1968. Guangdong Province, China. Somehow, the 17-year-old Ming has survived a three-year famine, though he lost his family. He now lives in the village’s orphans’ hut and his daily life is a gruelling workload of farming under the watchful eye of the Communist Party Cadre. Discipline is harsh.
It is the year of the Great Leap Forward, and the villagers learn that a group of city youths are coming to be ‘re-educated and re-enlightened’. They will work alongside the villagers. When they arrive, Ming sees immediately that none of them has ever done a stroke of physical work. They all quote from Chairman Mao’s Little Red Book, and, though Ming knows that it’s dangerous even to think of criticizing Mao’s work, he’s aware that the ‘thoughts’ it contains can’t help with the harsh realities of farming.

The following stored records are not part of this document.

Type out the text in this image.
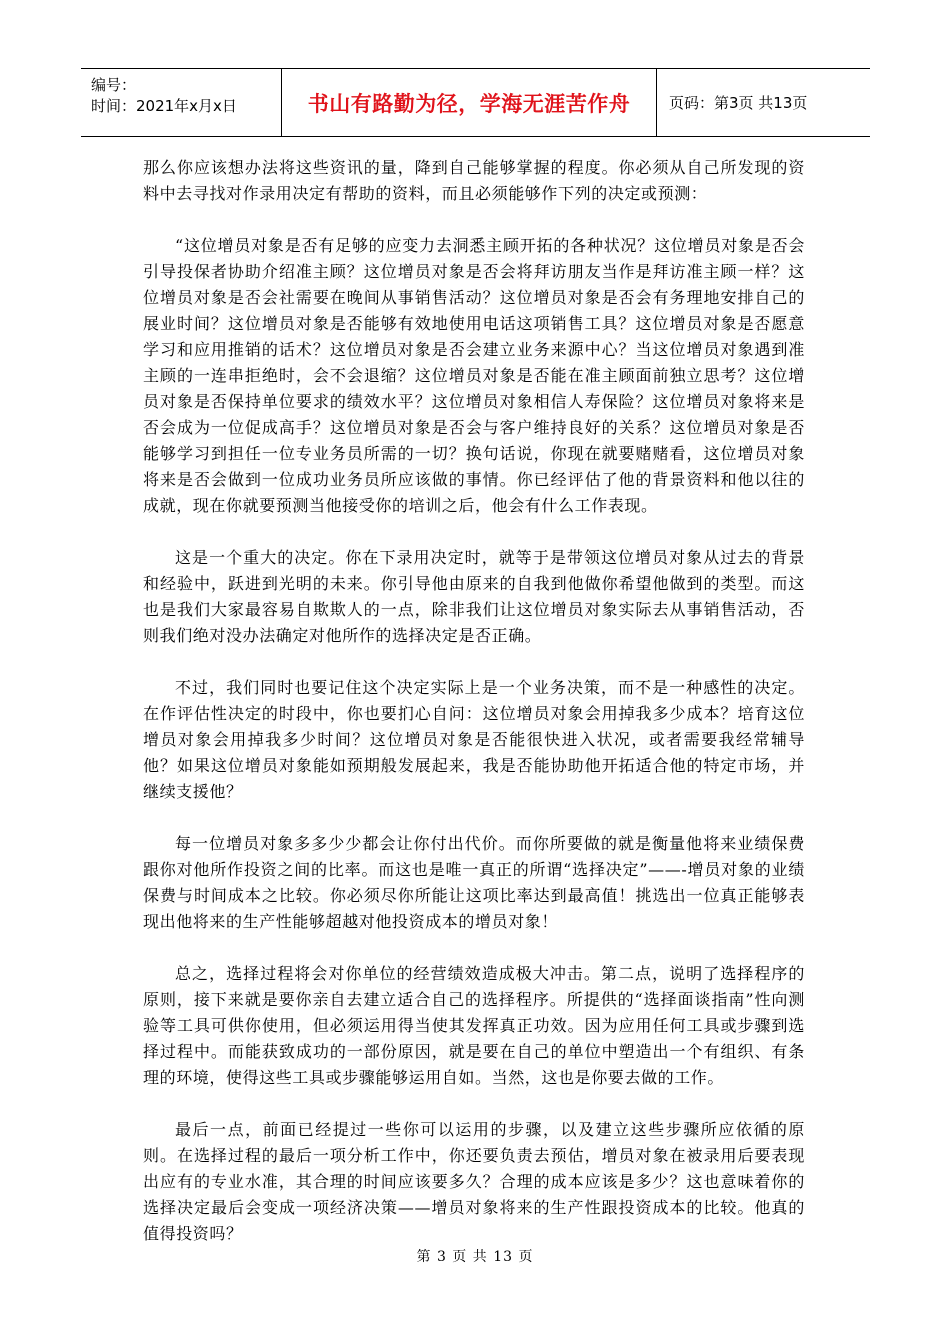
编号：
时间：2021年x月x日	书山有路勤为径，学海无涯苦作舟	页码：第3页 共13页

那么你应该想办法将这些资讯的量，降到自己能够掌握的程度。你必须从自己所发现的资料中去寻找对作录用决定有帮助的资料，而且必须能够作下列的决定或预测：

“这位增员对象是否有足够的应变力去洞悉主顾开拓的各种状况？这位增员对象是否会引导投保者协助介绍准主顾？这位增员对象是否会将拜访朋友当作是拜访准主顾一样？这位增员对象是否会社需要在晚间从事销售活动？这位增员对象是否会有务理地安排自己的展业时间？这位增员对象是否能够有效地使用电话这项销售工具？这位增员对象是否愿意学习和应用推销的话术？这位增员对象是否会建立业务来源中心？当这位增员对象遇到准主顾的一连串拒绝时，会不会退缩？这位增员对象是否能在准主顾面前独立思考？这位增员对象是否保持单位要求的绩效水平？这位增员对象相信人寿保险？这位增员对象将来是否会成为一位促成高手？这位增员对象是否会与客户维持良好的关系？这位增员对象是否能够学习到担任一位专业务员所需的一切？换句话说，你现在就要赌赌看，这位增员对象将来是否会做到一位成功业务员所应该做的事情。你已经评估了他的背景资料和他以往的成就，现在你就要预测当他接受你的培训之后，他会有什么工作表现。

这是一个重大的决定。你在下录用决定时，就等于是带领这位增员对象从过去的背景和经验中，跃进到光明的未来。你引导他由原来的自我到他做你希望他做到的类型。而这也是我们大家最容易自欺欺人的一点，除非我们让这位增员对象实际去从事销售活动，否则我们绝对没办法确定对他所作的选择决定是否正确。

不过，我们同时也要记住这个决定实际上是一个业务决策，而不是一种感性的决定。在作评估性决定的时段中，你也要扪心自问：这位增员对象会用掉我多少成本？培育这位增员对象会用掉我多少时间？这位增员对象是否能很快进入状况，或者需要我经常辅导他？如果这位增员对象能如预期般发展起来，我是否能协助他开拓适合他的特定市场，并继续支援他？

每一位增员对象多多少少都会让你付出代价。而你所要做的就是衡量他将来业绩保费跟你对他所作投资之间的比率。而这也是唯一真正的所谓“选择决定”——-增员对象的业绩保费与时间成本之比较。你必须尽你所能让这项比率达到最高值！挑选出一位真正能够表现出他将来的生产性能够超越对他投资成本的增员对象！

总之，选择过程将会对你单位的经营绩效造成极大冲击。第二点，说明了选择程序的原则，接下来就是要你亲自去建立适合自己的选择程序。所提供的“选择面谈指南”性向测验等工具可供你使用，但必须运用得当使其发挥真正功效。因为应用任何工具或步骤到选择过程中。而能获致成功的一部份原因，就是要在自己的单位中塑造出一个有组织、有条理的环境，使得这些工具或步骤能够运用自如。当然，这也是你要去做的工作。

最后一点，前面已经提过一些你可以运用的步骤，以及建立这些步骤所应依循的原则。在选择过程的最后一项分析工作中，你还要负责去预估，增员对象在被录用后要表现出应有的专业水准，其合理的时间应该要多久？合理的成本应该是多少？这也意味着你的选择决定最后会变成一项经济决策——增员对象将来的生产性跟投资成本的比较。他真的值得投资吗？

第 3 页 共 13 页
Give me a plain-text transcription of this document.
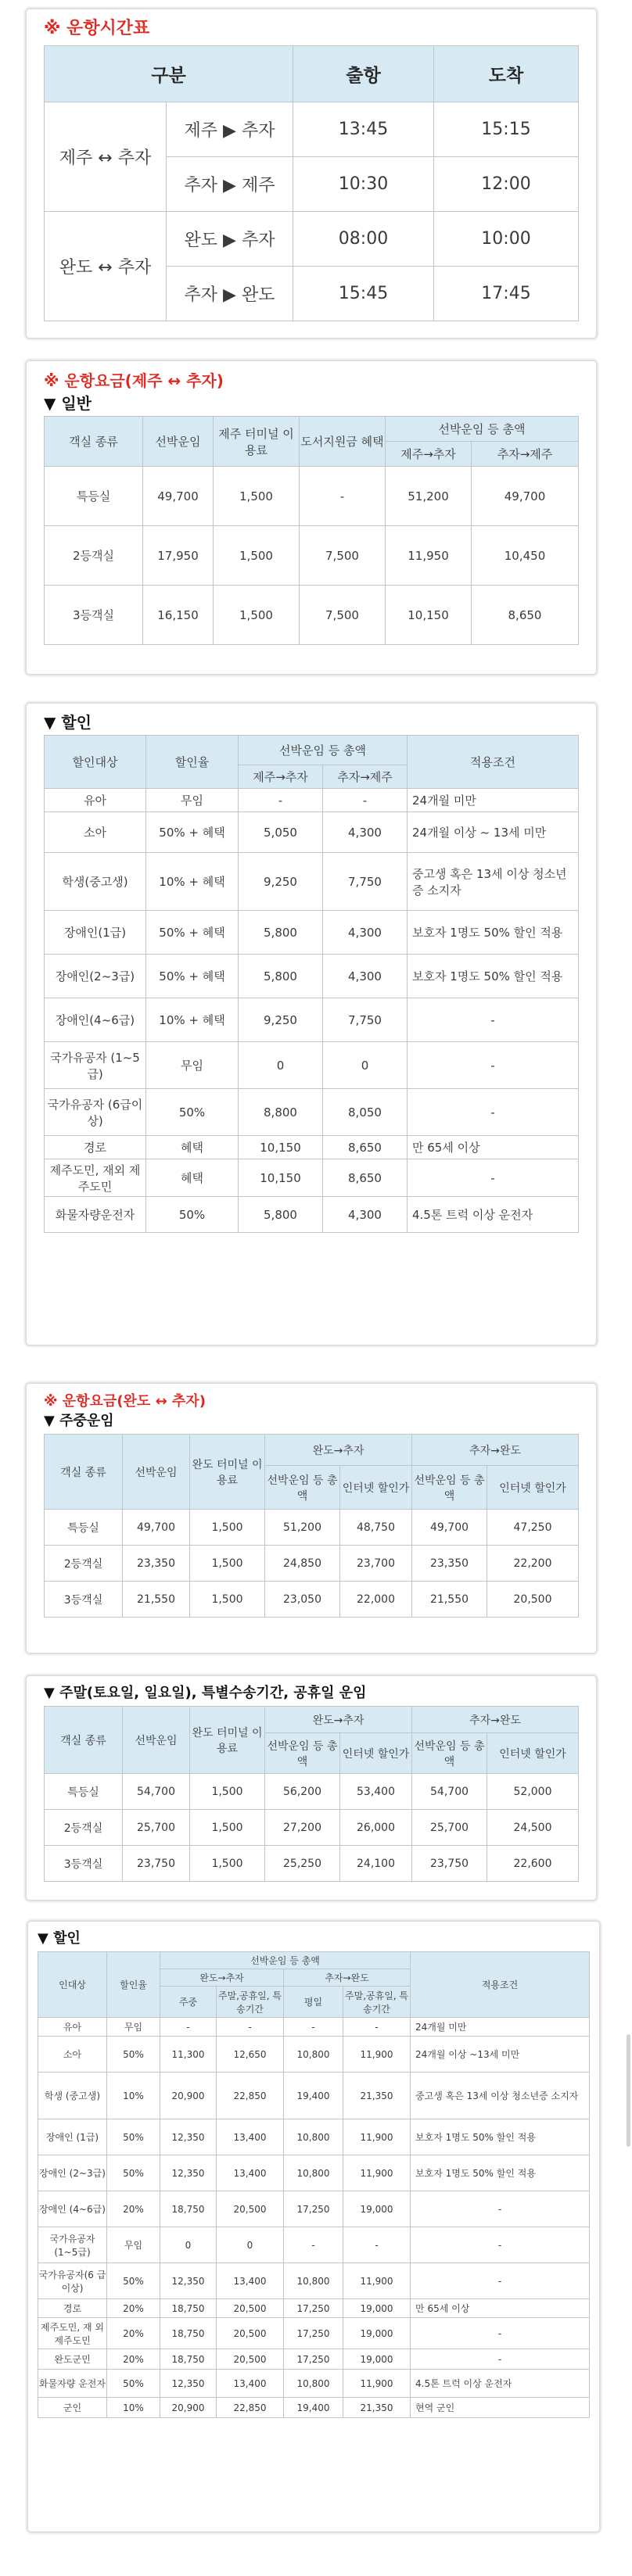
※ 운항시간표
구분		출항	도착
제주 ↔ 추자	제주 ▶ 추자	13:45	15:15
	추자 ▶ 제주	10:30	12:00
완도 ↔ 추자	완도 ▶ 추자	08:00	10:00
	추자 ▶ 완도	15:45	17:45
※ 운항요금(제주 ↔ 추자)
▼ 일반
객실 종류	선박운임	제주 터미널 이용료	도서지원금 혜택	선박운임 등 총액	
				제주→추자	추자→제주
특등실	49,700	1,500	-	51,200	49,700
2등객실	17,950	1,500	7,500	11,950	10,450
3등객실	16,150	1,500	7,500	10,150	8,650
▼ 할인
할인대상	할인율	선박운임 등 총액		적용조건
		제주→추자	추자→제주	
유아	무임	-	-	24개월 미만
소아	50% + 혜택	5,050	4,300	24개월 이상 ~ 13세 미만
학생(중고생)	10% + 혜택	9,250	7,750	중고생 혹은 13세 이상 청소년증 소지자
장애인(1급)	50% + 혜택	5,800	4,300	보호자 1명도 50% 할인 적용
장애인(2~3급)	50% + 혜택	5,800	4,300	보호자 1명도 50% 할인 적용
장애인(4~6급)	10% + 혜택	9,250	7,750	-
국가유공자 (1~5급)	무임	0	0	-
국가유공자 (6급이상)	50%	8,800	8,050	-
경로	혜택	10,150	8,650	만 65세 이상
제주도민, 재외 제주도민	혜택	10,150	8,650	-
화물자량운전자	50%	5,800	4,300	4.5톤 트럭 이상 운전자
※ 운항요금(완도 ↔ 추자)
▼ 주중운임
객실 종류	선박운임	완도 터미널 이용료	완도→추자		추자→완도	
			선박운임 등 총액	인터넷 할인가	선박운임 등 총액	인터넷 할인가
특등실	49,700	1,500	51,200	48,750	49,700	47,250
2등객실	23,350	1,500	24,850	23,700	23,350	22,200
3등객실	21,550	1,500	23,050	22,000	21,550	20,500
▼ 주말(토요일, 일요일), 특별수송기간, 공휴일 운임
객실 종류	선박운임	완도 터미널 이용료	완도→추자		추자→완도	
			선박운임 등 총액	인터넷 할인가	선박운임 등 총액	인터넷 할인가
특등실	54,700	1,500	56,200	53,400	54,700	52,000
2등객실	25,700	1,500	27,200	26,000	25,700	24,500
3등객실	23,750	1,500	25,250	24,100	23,750	22,600
▼ 할인
인대상	할인율	선박운임 등 총액				적용조건
		완도→추자		추자→완도		
		주중	주말,공휴일, 특송기간	평일	주말,공휴일, 특송기간	
유아	무임	-	-	-	-	24개월 미만
소아	50%	11,300	12,650	10,800	11,900	24개월 이상 ~13세 미만
학생 (중고생)	10%	20,900	22,850	19,400	21,350	중고생 혹은 13세 이상 청소년증 소지자
장애인 (1급)	50%	12,350	13,400	10,800	11,900	보호자 1명도 50% 할인 적용
장애인 (2~3급)	50%	12,350	13,400	10,800	11,900	보호자 1명도 50% 할인 적용
장애인 (4~6급)	20%	18,750	20,500	17,250	19,000	-
국가유공자 (1~5급)	무임	0	0	-	-	-
국가유공자(6 급이상)	50%	12,350	13,400	10,800	11,900	-
경로	20%	18,750	20,500	17,250	19,000	만 65세 이상
제주도민, 재 외제주도민	20%	18,750	20,500	17,250	19,000	-
완도군민	20%	18,750	20,500	17,250	19,000	-
화물자량 운전자	50%	12,350	13,400	10,800	11,900	4.5톤 트럭 이상 운전자
군인	10%	20,900	22,850	19,400	21,350	현역 군인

Gradually, he makes friends with the educated and charming Li. They discover a mutual love of swimming and begin, tentatively, to share their dreams of a different life. The British-owned island of Hong Kong is within their reach—if they are strong swimmers and can avoid the sharks and naval patrols; but the penalties for being caught are harsh.

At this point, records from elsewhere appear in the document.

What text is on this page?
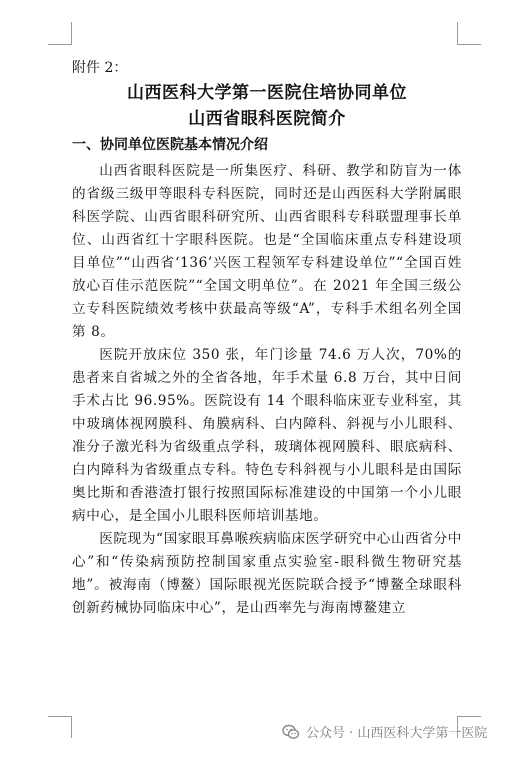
附件 2：
山西医科大学第一医院住培协同单位
山西省眼科医院简介
一、协同单位医院基本情况介绍

山西省眼科医院是一所集医疗、科研、教学和防盲为一体的省级三级甲等眼科专科医院，同时还是山西医科大学附属眼科医学院、山西省眼科研究所、山西省眼科专科联盟理事长单位、山西省红十字眼科医院。也是“全国临床重点专科建设项目单位”“山西省‘136’兴医工程领军专科建设单位”“全国百姓放心百佳示范医院”“全国文明单位”。在 2021 年全国三级公立专科医院绩效考核中获最高等级“A”，专科手术组名列全国第 8。

医院开放床位 350 张，年门诊量 74.6 万人次，70%的患者来自省城之外的全省各地，年手术量 6.8 万台，其中日间手术占比 96.95%。医院设有 14 个眼科临床亚专业科室，其中玻璃体视网膜科、角膜病科、白内障科、斜视与小儿眼科、准分子激光科为省级重点学科，玻璃体视网膜科、眼底病科、白内障科为省级重点专科。特色专科斜视与小儿眼科是由国际奥比斯和香港渣打银行按照国际标准建设的中国第一个小儿眼病中心，是全国小儿眼科医师培训基地。

医院现为“国家眼耳鼻喉疾病临床医学研究中心山西省分中心”和“传染病预防控制国家重点实验室-眼科微生物研究基地”。被海南（博鳌）国际眼视光医院联合授予“博鳌全球眼科创新药械协同临床中心”，是山西率先与海南博鳌建立

公众号 · 山西医科大学第一医院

I was very impressed by Freedom Swimmer. The author doesn’t pull her punches about the appalling suffering during the Three-Year-Famine, both on a physical and psychological level. The injustice of a system which damns someone on obviously manufactured evidence and where there is no appeal, is all the more shocking for the restraint with which it’s spelt out. And the Great Leap Forward is no such thing.
She illuminates the difficulties of discussing anything, and the terrors of life under a regime where snoopers are encouraged and where a few malicious words can destroy a life. I look forward to her next book. Highly recommended.